The Washington Ballet yesterday canceled all remaining performances of “The Nutcracker” because of a contentious labor dispute that led its dancers to stage a historic protest this week.

The decision to end the run will cost the nonprofit ballet company about half of the $1.9 million in revenue it would have made from 26 performances of the holiday show. Dancers performed 14 of 26 shows before refusing Thursday to work again until it reached a resolution with management negotiators on a collective bargaining agreement.

When the two sides still couldn’t agree on a contract yesterday, the ballet company ended the run of “The Nutcracker.”

“We were hoping up until the last minute that we would get a compromise we could live with,” said Kay Kendall, president of the board of directors of the Washington Ballet.

She said it is not likely the ballet company will recoup the thousands of dollars in revenue it will lose, and the company may cancel performances of future productions if the labor dispute is not resolved.

Dancers continued picketing outside the Warner Theatre yesterday, and the decision to cancel the rest of the run of “The Nutcracker” took them by surprise. The company’s 20 dancers joined the American Guild of Musical Artists in February but haven’t negotiated a contract with the Washington Ballet.

Canceling the run removes the union’s main source of leverage in negotiations because “The Nutcracker” is such a lucrative production.

“There’s no motivation for the company to bargain now. The only thing that mattered was ‘The Nutcracker,’ ” Alan Gordon, executive director of the American Guild of Musical Artists.

Labor and management negotiators have been unable to overcome a handful of issues.

Dancers want greater job security and argue their health and safety concerns are overlooked by management. In response to the union’s concern over job security, the ballet company included in its proposed contract a pledge to retain all dancers next year and 90 percent of them the following season.

Washington Ballet Executive Director Jason Palmquist said the ballet company needs latitude to determine the number of dancers it retains and how many nonunion, student dancers it uses in its productions from its affiliate, the Washington School of Ballet.

Ms.

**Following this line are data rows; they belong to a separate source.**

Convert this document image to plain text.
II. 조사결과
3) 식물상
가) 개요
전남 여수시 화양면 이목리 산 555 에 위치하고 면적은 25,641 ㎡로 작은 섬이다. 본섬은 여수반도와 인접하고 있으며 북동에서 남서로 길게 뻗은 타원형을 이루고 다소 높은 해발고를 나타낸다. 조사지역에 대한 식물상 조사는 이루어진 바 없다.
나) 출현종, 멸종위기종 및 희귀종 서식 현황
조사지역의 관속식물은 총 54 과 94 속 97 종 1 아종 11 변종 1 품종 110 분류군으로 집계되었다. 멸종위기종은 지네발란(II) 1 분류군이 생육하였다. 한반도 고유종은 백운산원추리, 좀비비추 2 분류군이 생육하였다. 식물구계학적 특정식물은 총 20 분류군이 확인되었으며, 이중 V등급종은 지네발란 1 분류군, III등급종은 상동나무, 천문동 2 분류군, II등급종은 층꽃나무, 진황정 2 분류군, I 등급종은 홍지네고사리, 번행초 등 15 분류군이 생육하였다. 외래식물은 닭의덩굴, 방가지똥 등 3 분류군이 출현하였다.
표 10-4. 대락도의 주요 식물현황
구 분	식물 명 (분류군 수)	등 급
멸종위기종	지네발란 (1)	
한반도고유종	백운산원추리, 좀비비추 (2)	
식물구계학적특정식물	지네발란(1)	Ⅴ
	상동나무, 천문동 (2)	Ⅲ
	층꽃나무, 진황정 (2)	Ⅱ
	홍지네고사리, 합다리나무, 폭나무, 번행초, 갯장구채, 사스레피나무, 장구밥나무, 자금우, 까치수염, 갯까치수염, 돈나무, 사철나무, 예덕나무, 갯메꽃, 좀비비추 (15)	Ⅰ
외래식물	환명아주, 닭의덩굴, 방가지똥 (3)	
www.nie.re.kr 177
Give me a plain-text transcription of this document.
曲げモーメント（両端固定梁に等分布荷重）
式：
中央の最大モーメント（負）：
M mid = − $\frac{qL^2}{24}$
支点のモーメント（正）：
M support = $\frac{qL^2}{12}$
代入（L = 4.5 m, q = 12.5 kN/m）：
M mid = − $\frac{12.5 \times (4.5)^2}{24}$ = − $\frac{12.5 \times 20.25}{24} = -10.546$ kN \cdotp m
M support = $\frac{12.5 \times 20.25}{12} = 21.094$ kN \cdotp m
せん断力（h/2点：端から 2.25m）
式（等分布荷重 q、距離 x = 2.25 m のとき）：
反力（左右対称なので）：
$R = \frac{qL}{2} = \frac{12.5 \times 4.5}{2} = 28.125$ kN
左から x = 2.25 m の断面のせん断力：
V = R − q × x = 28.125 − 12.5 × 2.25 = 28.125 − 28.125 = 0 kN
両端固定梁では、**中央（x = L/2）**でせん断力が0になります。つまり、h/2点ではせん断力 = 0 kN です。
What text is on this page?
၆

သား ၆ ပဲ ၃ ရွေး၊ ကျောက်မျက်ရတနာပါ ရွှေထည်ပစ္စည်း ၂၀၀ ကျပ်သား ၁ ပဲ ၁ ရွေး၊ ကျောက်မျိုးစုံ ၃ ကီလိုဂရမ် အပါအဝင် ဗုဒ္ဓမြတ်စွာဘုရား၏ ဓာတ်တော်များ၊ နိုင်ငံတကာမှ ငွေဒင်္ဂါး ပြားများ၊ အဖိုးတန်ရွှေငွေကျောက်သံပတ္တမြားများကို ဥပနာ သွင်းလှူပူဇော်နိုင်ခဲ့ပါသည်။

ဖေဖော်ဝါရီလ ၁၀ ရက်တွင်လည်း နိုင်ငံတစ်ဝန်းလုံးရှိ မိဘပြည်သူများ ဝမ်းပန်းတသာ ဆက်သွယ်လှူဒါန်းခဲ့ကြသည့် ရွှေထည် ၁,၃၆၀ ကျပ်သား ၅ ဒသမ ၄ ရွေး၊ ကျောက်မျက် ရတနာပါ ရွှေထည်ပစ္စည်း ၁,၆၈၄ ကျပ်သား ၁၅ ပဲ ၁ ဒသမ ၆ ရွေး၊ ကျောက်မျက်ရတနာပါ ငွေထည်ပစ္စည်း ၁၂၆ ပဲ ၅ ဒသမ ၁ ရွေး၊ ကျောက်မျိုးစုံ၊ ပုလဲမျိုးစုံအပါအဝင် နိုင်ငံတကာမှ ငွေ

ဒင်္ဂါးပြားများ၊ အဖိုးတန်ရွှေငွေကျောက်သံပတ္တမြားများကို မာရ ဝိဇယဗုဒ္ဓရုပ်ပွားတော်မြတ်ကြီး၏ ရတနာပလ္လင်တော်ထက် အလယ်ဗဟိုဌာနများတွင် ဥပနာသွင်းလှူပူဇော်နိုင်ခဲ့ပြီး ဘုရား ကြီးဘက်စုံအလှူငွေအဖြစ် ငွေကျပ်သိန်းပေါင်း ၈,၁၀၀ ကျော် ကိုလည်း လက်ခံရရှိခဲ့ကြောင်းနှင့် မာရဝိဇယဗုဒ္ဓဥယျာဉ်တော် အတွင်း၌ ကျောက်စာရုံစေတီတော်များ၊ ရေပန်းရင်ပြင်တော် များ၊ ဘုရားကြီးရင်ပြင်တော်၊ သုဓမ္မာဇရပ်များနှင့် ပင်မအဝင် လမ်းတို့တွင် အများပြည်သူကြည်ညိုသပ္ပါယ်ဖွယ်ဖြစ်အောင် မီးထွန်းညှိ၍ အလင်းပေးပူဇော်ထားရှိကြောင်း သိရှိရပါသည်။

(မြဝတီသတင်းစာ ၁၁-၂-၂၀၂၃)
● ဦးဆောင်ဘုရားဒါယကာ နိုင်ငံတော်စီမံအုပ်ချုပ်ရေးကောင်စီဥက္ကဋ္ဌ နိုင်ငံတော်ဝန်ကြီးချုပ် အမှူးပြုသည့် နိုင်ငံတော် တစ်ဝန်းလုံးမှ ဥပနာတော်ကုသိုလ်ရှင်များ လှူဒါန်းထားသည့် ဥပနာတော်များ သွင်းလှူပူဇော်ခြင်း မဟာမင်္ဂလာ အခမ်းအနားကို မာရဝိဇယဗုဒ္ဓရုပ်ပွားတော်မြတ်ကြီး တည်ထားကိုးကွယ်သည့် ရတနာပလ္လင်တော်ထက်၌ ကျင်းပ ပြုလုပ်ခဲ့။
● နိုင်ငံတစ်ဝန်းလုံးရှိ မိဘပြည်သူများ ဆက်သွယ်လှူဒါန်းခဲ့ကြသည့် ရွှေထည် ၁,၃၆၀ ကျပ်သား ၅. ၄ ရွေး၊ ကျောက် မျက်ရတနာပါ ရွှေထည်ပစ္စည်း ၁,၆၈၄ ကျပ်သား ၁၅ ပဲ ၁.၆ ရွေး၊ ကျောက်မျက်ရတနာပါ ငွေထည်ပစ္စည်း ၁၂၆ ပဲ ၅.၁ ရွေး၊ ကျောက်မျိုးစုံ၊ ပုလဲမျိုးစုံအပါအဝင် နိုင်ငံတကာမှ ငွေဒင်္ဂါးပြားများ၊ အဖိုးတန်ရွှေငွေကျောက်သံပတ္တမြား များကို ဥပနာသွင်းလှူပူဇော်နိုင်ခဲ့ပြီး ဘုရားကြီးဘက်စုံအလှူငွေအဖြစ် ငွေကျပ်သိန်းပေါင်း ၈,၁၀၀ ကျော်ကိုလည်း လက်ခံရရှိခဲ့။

Kendall yesterday said she thinks the union’s hard-line stance is behind the failure of negotiators to reach a deal.

“Frankly I’m angry with the union, not our dancers. I believe in their right to have a union. It’s not the principle we’re against. It’s the details,” she said.

But Mr. Gordon said the union has softened its stance on the number of dancers the company must retain each year. The dispute continues because the ballet company doesn’t want its dancers to be in a union, he said.

Canceling “The Nutcracker” also poses a financial problem for the Warner Theatre, but the theater’s general manager, Barrett Newman, said he had not quantified the loss.

“Obviously we take a loss on our bottom line. But as much as that, we feel for the patrons who won’t be able to see the show,” Mr. Newman said.

The theater doesn’t make money on ticket sales, but it generates revenue through the sale of food, beverages and shirts.

The 1,900-seat auditorium will remain dark until its next production, Evita, begins Dec. 27.